Before attending the CSO concert this evening, we went to the rehearsal in the morning and the pre-concert lecture. Both were very interesting; however, I learned more about the story behind the music than is good for anybody's mental health.
The concert included works by Dvorák and Janacek. Both of them continued this weeks Chicago tradition of psychopathic stories about psychopathic characters. I commented on "The Pillowman" and "Salome" earlier this week.

The Dvorák piece (The Golden Spinning Wheel, Op. 109) tells of a young king who falls in love with a girl. She is murdered and dismembered by her stepmother who sends her own daughter off to marry the king. The girl's feet, hands, and eyes are later sent along to the king’s castle. An old man finds the rest of her remains and undertakes a makeover process that involves a golden spinning wheel. After much mucking around, the king races to the forest where he finds the original girl alive and well after the makeover! "Although the King has the murderers torn apart by wolves, Dvořák’s ending is uncomplicated and unequivocally happy." In summary this is how Phillip Huscher (the program annotator for the Chicago Symphony Orchestra) describes the work. Honest. I could not make this up.

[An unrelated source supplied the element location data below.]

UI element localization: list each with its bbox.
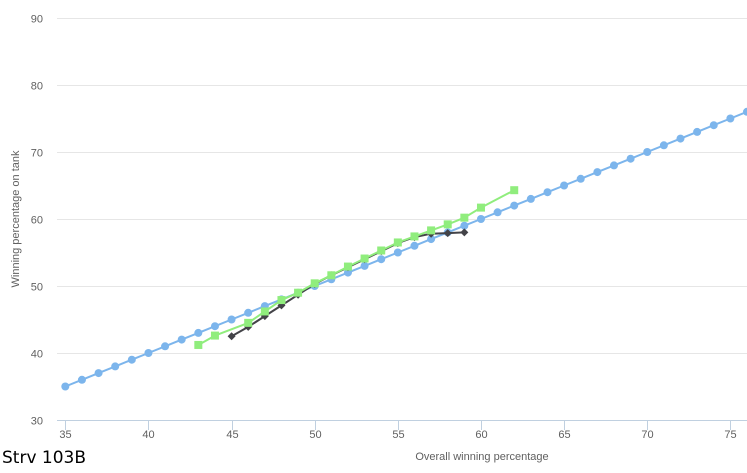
y-tick-label: 70 xyxy=(31,148,43,160)
data-point[interactable] xyxy=(626,154,635,163)
x-tick-label: 55 xyxy=(392,429,404,441)
chart-title: Strv 103B xyxy=(2,448,87,468)
y-tick-label: 30 xyxy=(31,416,43,428)
x-tick-label: 50 xyxy=(309,429,321,441)
data-point[interactable] xyxy=(127,355,136,364)
data-point[interactable] xyxy=(743,107,747,116)
data-point[interactable] xyxy=(327,271,336,280)
data-point[interactable] xyxy=(377,246,386,255)
x-tick-label: 70 xyxy=(641,429,653,441)
data-point[interactable] xyxy=(460,213,469,222)
data-point[interactable] xyxy=(94,369,103,378)
y-axis-title: Winning percentage on tank xyxy=(10,150,22,287)
data-point[interactable] xyxy=(676,134,685,143)
data-point[interactable] xyxy=(210,322,219,331)
y-tick-label: 80 xyxy=(31,81,43,93)
series-diamond xyxy=(227,228,469,341)
data-point[interactable] xyxy=(343,262,352,271)
x-tick-label: 65 xyxy=(558,429,570,441)
data-point[interactable] xyxy=(476,203,485,212)
data-point[interactable] xyxy=(244,308,253,317)
series-circle xyxy=(61,107,747,391)
data-point[interactable] xyxy=(427,235,436,244)
data-point[interactable] xyxy=(360,254,369,263)
data-point[interactable] xyxy=(643,148,652,156)
series-line xyxy=(231,231,465,338)
y-tick-label: 60 xyxy=(31,215,43,227)
series-square xyxy=(194,186,519,349)
data-point[interactable] xyxy=(227,332,236,341)
x-tick-label: 45 xyxy=(226,429,238,441)
y-tick-label: 90 xyxy=(31,14,43,26)
data-point[interactable] xyxy=(493,208,502,217)
data-point[interactable] xyxy=(393,238,402,247)
grid xyxy=(57,18,747,421)
data-point[interactable] xyxy=(726,114,735,123)
x-tick-label: 40 xyxy=(142,429,154,441)
data-point[interactable] xyxy=(360,261,369,270)
axes: 30 40 50 60 70 80 90 35 40 45 50 55 60 65 70 75 xyxy=(31,14,747,441)
data-point[interactable] xyxy=(161,342,170,351)
data-point[interactable] xyxy=(576,174,585,183)
data-point[interactable] xyxy=(194,340,203,349)
data-point[interactable] xyxy=(227,315,236,324)
data-point[interactable] xyxy=(510,186,519,195)
data-point[interactable] xyxy=(410,241,419,250)
data-point[interactable] xyxy=(77,375,86,384)
data-point[interactable] xyxy=(111,362,120,371)
data-point[interactable] xyxy=(210,331,219,340)
data-point[interactable] xyxy=(476,215,485,223)
data-point[interactable] xyxy=(609,161,618,170)
plot-area xyxy=(61,107,747,391)
data-point[interactable] xyxy=(244,318,253,327)
x-tick-label: 75 xyxy=(724,429,736,441)
data-point[interactable] xyxy=(560,181,569,190)
data-point[interactable] xyxy=(194,328,203,337)
data-point[interactable] xyxy=(427,226,436,235)
x-axis-title: Overall winning percentage xyxy=(415,451,548,463)
data-point[interactable] xyxy=(393,248,402,257)
data-point[interactable] xyxy=(260,307,269,316)
y-tick-label: 40 xyxy=(31,349,43,361)
data-point[interactable] xyxy=(510,201,519,210)
data-point[interactable] xyxy=(294,288,303,297)
data-point[interactable] xyxy=(443,220,452,229)
data-point[interactable] xyxy=(61,382,70,391)
data-point[interactable] xyxy=(310,279,319,288)
data-point[interactable] xyxy=(709,121,718,130)
x-tick-label: 35 xyxy=(59,429,71,441)
data-point[interactable] xyxy=(593,168,602,177)
data-point[interactable] xyxy=(443,229,452,238)
data-point[interactable] xyxy=(410,232,419,241)
data-point[interactable] xyxy=(460,221,469,230)
data-point[interactable] xyxy=(526,194,535,203)
data-point[interactable] xyxy=(543,188,552,197)
data-point[interactable] xyxy=(377,255,386,264)
data-point[interactable] xyxy=(460,228,469,237)
y-tick-label: 50 xyxy=(31,282,43,294)
data-point[interactable] xyxy=(144,349,153,357)
data-point[interactable] xyxy=(177,335,186,344)
x-tick-label: 60 xyxy=(475,429,487,441)
data-point[interactable] xyxy=(277,296,286,305)
data-point[interactable] xyxy=(343,268,352,277)
data-point[interactable] xyxy=(659,141,668,150)
data-point[interactable] xyxy=(693,127,702,136)
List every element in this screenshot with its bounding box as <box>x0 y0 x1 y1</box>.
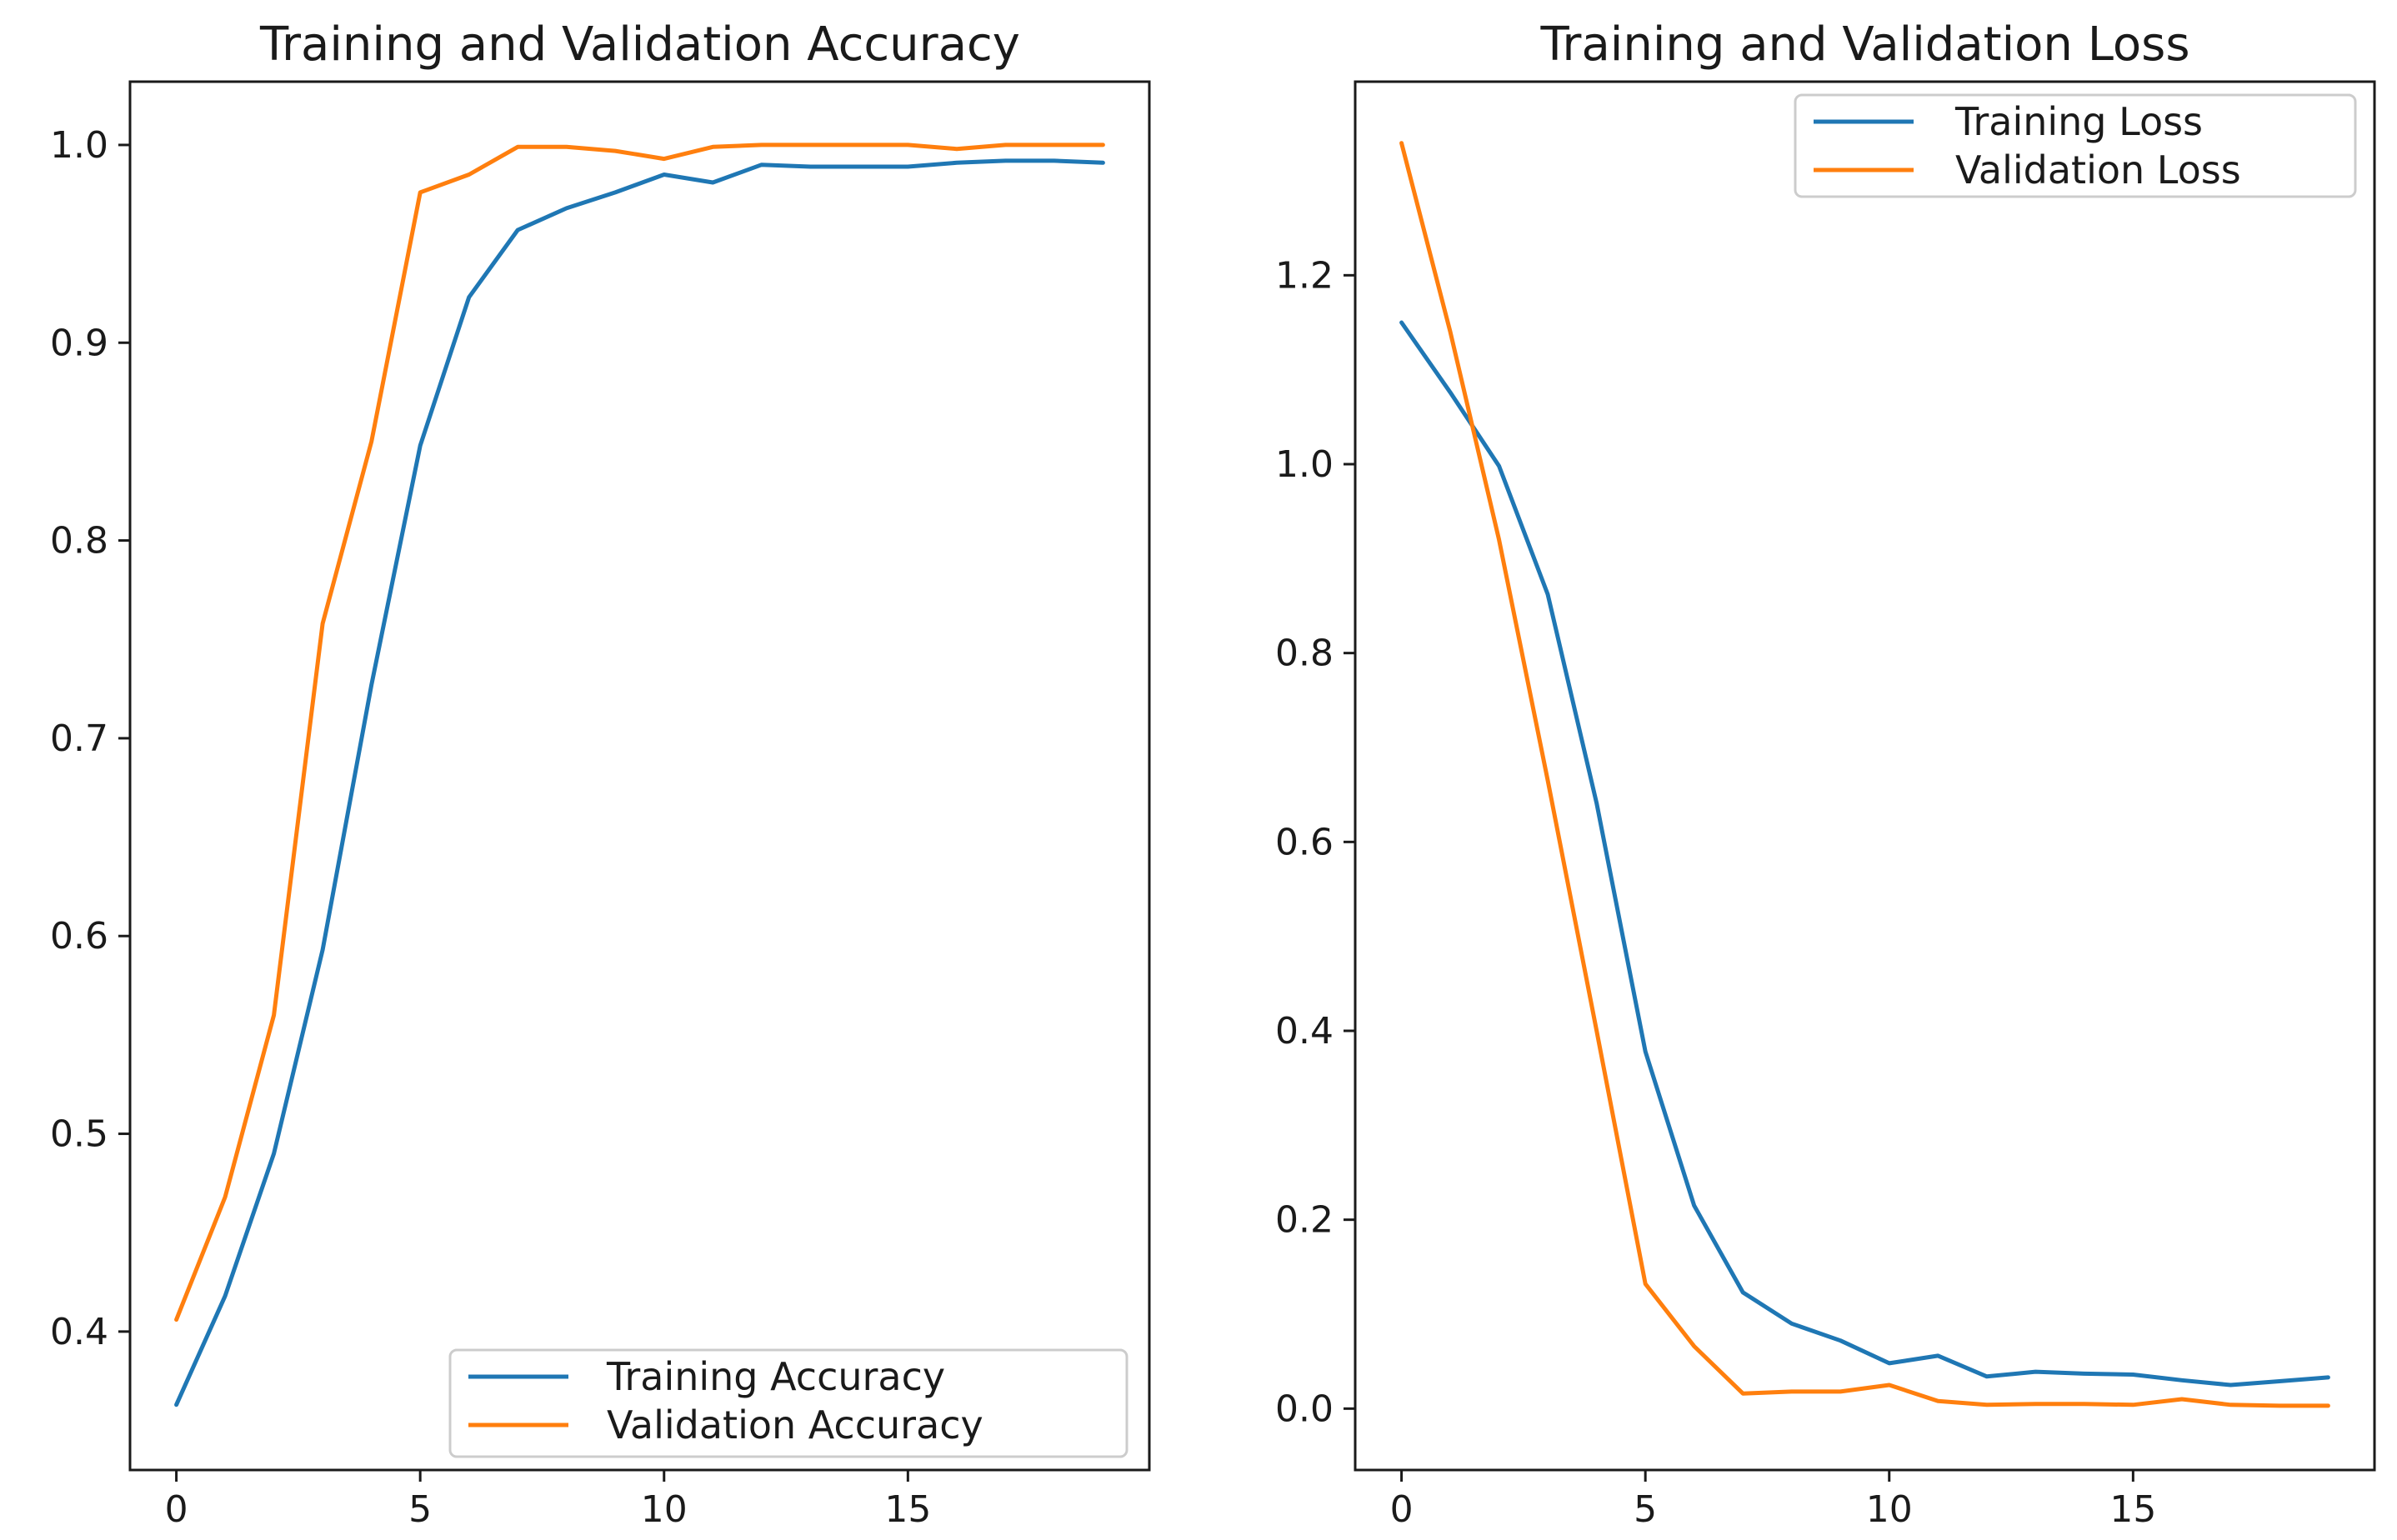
accuracy-y-tick-label: 0.4 <box>50 1311 108 1353</box>
loss-y-tick-label: 1.0 <box>1275 443 1334 486</box>
loss-subplot: Training and Validation Loss 0.00.20.40.… <box>1275 18 2376 1531</box>
loss-x-tick-label: 0 <box>1390 1488 1414 1531</box>
accuracy-axes-frame <box>128 80 1151 1472</box>
loss-legend: Training Loss Validation Loss <box>1794 93 2357 198</box>
loss-x-tick-label: 5 <box>1634 1488 1657 1531</box>
accuracy-legend: Training Accuracy Validation Accuracy <box>448 1348 1128 1458</box>
accuracy-y-tick-label: 0.7 <box>50 718 108 760</box>
accuracy-x-tick-label: 0 <box>165 1488 188 1531</box>
accuracy-subplot: Training and Validation Accuracy 0.40.50… <box>50 18 1151 1531</box>
loss-axes-frame <box>1354 80 2376 1472</box>
accuracy-y-tick-label: 0.8 <box>50 520 108 562</box>
loss-legend-label-training: Training Loss <box>1954 99 2203 144</box>
loss-y-tick-label: 0.8 <box>1275 632 1334 675</box>
loss-y-tick-label: 0.2 <box>1275 1199 1334 1242</box>
loss-x-tick-label: 15 <box>2109 1488 2156 1531</box>
loss-y-axis: 0.0 0.2 0.4 0.6 0.8 1.0 1.2 <box>1275 254 1355 1430</box>
loss-y-tick-label: 0.4 <box>1275 1010 1334 1052</box>
accuracy-lines <box>174 142 1105 1408</box>
accuracy-legend-label-validation: Validation Accuracy <box>607 1402 983 1448</box>
loss-lines <box>1399 141 2330 1408</box>
accuracy-y-tick-label: 1.0 <box>50 124 108 167</box>
accuracy-x-axis: 0 5 10 15 <box>165 1470 931 1531</box>
loss-chart-title: Training and Validation Loss <box>1539 18 2189 72</box>
accuracy-y-axis: 0.4 0.5 0.6 0.7 0.8 0.9 1.0 <box>50 124 130 1353</box>
accuracy-legend-box <box>448 1348 1128 1458</box>
accuracy-y-tick-label: 0.6 <box>50 915 108 958</box>
loss-y-tick-label: 0.0 <box>1275 1388 1334 1430</box>
accuracy-x-tick-label: 15 <box>884 1488 931 1531</box>
accuracy-x-tick-label: 10 <box>641 1488 688 1531</box>
loss-series-validation-loss-line <box>1399 141 2330 1408</box>
loss-y-tick-label: 0.6 <box>1275 821 1334 863</box>
accuracy-series-validation-accuracy-line <box>174 142 1105 1322</box>
loss-y-tick-label: 1.2 <box>1275 254 1334 297</box>
loss-x-tick-label: 10 <box>1866 1488 1913 1531</box>
loss-series-training-loss-line <box>1399 320 2330 1388</box>
accuracy-y-tick-label: 0.5 <box>50 1113 108 1156</box>
accuracy-chart-title: Training and Validation Accuracy <box>259 18 1020 72</box>
accuracy-x-tick-label: 5 <box>408 1488 432 1531</box>
loss-legend-box <box>1794 93 2357 198</box>
accuracy-y-tick-label: 0.9 <box>50 322 108 364</box>
loss-legend-label-validation: Validation Loss <box>1955 148 2241 192</box>
accuracy-series-training-accuracy-line <box>174 158 1105 1408</box>
accuracy-legend-label-training: Training Accuracy <box>606 1354 945 1399</box>
loss-x-axis: 0 5 10 15 <box>1390 1470 2156 1531</box>
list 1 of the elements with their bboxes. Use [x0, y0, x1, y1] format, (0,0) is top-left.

"Jenůfa is Janáček's tragic tale of repression, infanticide, and redemption" says the teaser on the CSO website. No kidding. We saw act II (no redemption yet). Here, the step-mother kills her daughter's illegitimate child who was fathered by her nephew whose older brother slashed the daughter's face because he was in love with her and he did not want his brother to be married to her while she was beautiful. As a reward, the step-mother offers the daughter to the slashing brother as a bride.

What has gotten into the producers of Chicago art this week? Halloween, maybe?